Standardise sentences. The purpose of re-coding is to standardise similar expressions, such as “Science Policies” and its derivatives will become “SCIENCE_POLICY“. To facilitate this step the column with the replacement value is automatically generated with spaces replaced by an underscore. The underscore character (‘_’) instructs Iramuteq to consider the phrase as a whole and prevent any splitting of the phrase into words. Consequently: change “SCIENCE POLICY” into “SCIENCE_POLICY.”
Produce the Iramuteq corpus.
Sixth step of the protocol.

Convert to TXT format.

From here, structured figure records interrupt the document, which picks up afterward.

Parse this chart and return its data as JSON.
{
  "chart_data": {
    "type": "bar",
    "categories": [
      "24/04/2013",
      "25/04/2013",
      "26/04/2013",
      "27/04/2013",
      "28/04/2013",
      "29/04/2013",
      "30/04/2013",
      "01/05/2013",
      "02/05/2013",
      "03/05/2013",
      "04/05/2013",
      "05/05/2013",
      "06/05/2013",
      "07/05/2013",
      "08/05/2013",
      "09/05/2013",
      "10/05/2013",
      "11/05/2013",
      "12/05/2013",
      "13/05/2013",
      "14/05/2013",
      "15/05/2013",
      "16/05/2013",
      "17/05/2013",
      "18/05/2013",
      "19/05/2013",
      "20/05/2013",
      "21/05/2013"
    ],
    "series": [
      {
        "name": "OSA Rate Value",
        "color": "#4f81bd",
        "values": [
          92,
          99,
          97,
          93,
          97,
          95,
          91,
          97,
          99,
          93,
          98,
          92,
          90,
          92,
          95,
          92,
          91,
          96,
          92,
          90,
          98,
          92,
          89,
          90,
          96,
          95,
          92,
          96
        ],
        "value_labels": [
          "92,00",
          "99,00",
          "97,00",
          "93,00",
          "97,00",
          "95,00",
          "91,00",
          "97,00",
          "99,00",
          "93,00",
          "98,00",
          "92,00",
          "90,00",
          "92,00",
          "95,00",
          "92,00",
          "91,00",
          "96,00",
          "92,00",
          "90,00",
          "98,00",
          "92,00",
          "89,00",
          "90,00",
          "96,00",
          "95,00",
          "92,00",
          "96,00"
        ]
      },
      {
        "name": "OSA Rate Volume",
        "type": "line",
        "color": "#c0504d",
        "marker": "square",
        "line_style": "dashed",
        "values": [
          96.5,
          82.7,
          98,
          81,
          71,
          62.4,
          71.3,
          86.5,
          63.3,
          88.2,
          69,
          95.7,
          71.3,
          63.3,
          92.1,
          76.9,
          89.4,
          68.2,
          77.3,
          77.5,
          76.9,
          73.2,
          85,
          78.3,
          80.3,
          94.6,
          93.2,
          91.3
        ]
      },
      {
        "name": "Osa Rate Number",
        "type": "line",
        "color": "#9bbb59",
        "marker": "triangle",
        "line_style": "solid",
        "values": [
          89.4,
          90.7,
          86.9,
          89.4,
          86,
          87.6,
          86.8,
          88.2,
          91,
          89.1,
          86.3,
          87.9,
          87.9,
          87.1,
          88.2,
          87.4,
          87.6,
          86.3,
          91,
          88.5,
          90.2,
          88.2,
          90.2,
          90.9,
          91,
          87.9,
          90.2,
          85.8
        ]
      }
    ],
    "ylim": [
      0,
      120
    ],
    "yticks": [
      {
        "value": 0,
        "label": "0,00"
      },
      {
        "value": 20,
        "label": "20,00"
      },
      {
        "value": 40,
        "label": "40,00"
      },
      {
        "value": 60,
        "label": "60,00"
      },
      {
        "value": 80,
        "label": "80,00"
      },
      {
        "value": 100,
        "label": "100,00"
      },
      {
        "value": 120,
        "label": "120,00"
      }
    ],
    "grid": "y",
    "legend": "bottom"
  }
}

Convert the Word document containing the entire corpus into TXT format. This is the format required by Iramuteq.
Prioritise expressions to be re-coded. This step replaces all expressions that have been re-coded manually in step 4.2. A Python script performs this substitution by replacing the longest expressions first. This avoids re-coding shorter expressions that would be included in larger ones, for example “COMMITTEE FOR SCIENCE POLICY“ must be recoded as “CSTP” before “SCIENCE POLICY” is re-coded as “SCIENCE_POLICY” (otherwise, the first expression would become “COMMITTEE FOR CSTP”, which is incorrect).
Download update_underlined_words.pyupdate_underlined_words.py1KB

Warning. It is possible to repeat step 7.2 several times, when one realises that some extra expressions need to be recoded. In addition, one must pay attention to special characters in Iramuteq. For example, ampersands (&) are considered as spaces. For instance ‘S&T’ is indexed as the sequence ‘S’ followed by ‘T’, which is incorrect.
Lexicometric analysis. Once the re-coding is finished, open the TXT file with Iramuteq, selecting the language used in the corpus (English, for the OECD corpus). This protocol related to the pre-processing of a textual corpus ends here.